The architectural design features three layers in each branch. It maps either a 768-dimensional pre-trained embedding or a 4096-dimensional 6-mer frequency vector to a 256-dimensional Scorpio embedding. Each encoder block consists of a linear layer followed by a ReLU activation function, producing 256-dimensional embedding vectors for downstream analyses. The architecture is flexible and can easily handle k-mer frequency data with only small changes. Specifically, by altering the size of the first layer, the model can handle different input dimensions. For example, with 6-mers, the first layer is 4096-dimensional, while the rest of the architecture remains consistent. This flexibility demonstrates the model’s ability to adapt to various data representations, as illustrated in Fig. 8a. We employ three types of encoders.
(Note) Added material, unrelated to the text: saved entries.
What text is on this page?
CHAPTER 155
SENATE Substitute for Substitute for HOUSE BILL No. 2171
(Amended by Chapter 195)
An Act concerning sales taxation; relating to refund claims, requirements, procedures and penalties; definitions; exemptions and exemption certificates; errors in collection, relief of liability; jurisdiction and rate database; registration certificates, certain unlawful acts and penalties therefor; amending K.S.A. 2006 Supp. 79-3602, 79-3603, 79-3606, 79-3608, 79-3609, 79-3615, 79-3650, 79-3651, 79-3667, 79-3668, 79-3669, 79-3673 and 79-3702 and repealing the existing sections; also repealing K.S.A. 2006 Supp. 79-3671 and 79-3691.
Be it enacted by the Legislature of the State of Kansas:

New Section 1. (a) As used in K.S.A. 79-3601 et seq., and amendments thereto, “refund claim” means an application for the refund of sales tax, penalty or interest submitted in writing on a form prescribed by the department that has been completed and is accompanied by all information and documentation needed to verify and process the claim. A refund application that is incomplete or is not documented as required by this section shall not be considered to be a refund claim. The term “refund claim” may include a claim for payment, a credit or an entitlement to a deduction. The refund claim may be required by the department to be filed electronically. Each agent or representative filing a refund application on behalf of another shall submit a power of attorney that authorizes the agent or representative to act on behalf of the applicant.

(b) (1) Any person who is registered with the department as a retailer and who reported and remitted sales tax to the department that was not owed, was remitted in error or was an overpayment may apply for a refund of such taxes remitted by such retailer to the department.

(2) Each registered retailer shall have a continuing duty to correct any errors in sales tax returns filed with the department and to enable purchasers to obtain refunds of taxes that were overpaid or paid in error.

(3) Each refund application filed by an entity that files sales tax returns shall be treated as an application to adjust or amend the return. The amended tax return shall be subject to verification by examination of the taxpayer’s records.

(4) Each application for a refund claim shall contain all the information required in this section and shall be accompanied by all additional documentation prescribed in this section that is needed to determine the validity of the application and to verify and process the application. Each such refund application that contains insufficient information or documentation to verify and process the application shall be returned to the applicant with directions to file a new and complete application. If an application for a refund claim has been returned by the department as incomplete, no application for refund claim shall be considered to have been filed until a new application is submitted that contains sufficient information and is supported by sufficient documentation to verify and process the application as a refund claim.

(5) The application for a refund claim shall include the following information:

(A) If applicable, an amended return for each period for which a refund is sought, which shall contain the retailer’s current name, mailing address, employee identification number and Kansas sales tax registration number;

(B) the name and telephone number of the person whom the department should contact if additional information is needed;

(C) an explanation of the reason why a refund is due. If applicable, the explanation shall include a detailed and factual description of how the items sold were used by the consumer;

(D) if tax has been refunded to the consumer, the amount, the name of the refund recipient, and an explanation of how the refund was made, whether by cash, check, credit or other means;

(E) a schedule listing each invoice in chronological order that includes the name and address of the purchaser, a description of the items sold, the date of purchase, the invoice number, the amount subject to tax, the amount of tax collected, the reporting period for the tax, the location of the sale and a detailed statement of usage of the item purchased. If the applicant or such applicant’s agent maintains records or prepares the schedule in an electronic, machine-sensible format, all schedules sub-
The first is the 6-mer frequency encoder, which calculates the 6-mer frequency (Scorpio-6Freq) representation and passes it through the architecture. The other two are variations of the BigBird model: one with a trainable final embedding layer (Scorpio-BigDynamic), and another with all layers frozen (Scorpio-BigEmbed). Both BigBird models use an average pooling layer to aggregate embeddings into a single vector, maintaining the model’s simplicity and efficiency.

Fig. 8: Scorpio Architecture and Hierarchical Sampling Strategy.
figure 8

a Model Architecture: Each branch transforms 768 (or 4096)-dimensional encoded embeddings to a 256-dimensional triplet vector. We have three types of encoders: BigBird embedding vectors, 6-mer Freq., and a model where BigBird is used with the embedding layer. b The diagram illustrates the hierarchical selection process for a positive and negative for an anchor in our gene-taxa dataset. First, the level of similarity is randomly determined (e.g., Ge: Gene, P: Phylum, C: Class, O: Order, F: Family, G: Genus). Positive samples match the anchor at this level, while negative samples are chosen from one level up to ensure dissimilarity.

Scorpio: triplet training

In the realm of training contrastive learning models, the method for choosing triplet sets (anchor, positive, negative) is crucial for shaping the model’s ability to understand semantic connections. Inspired by the Heinzinger et al.22, our approach involves a refined selection process with adjustments to enhance versatility across different similarity levels.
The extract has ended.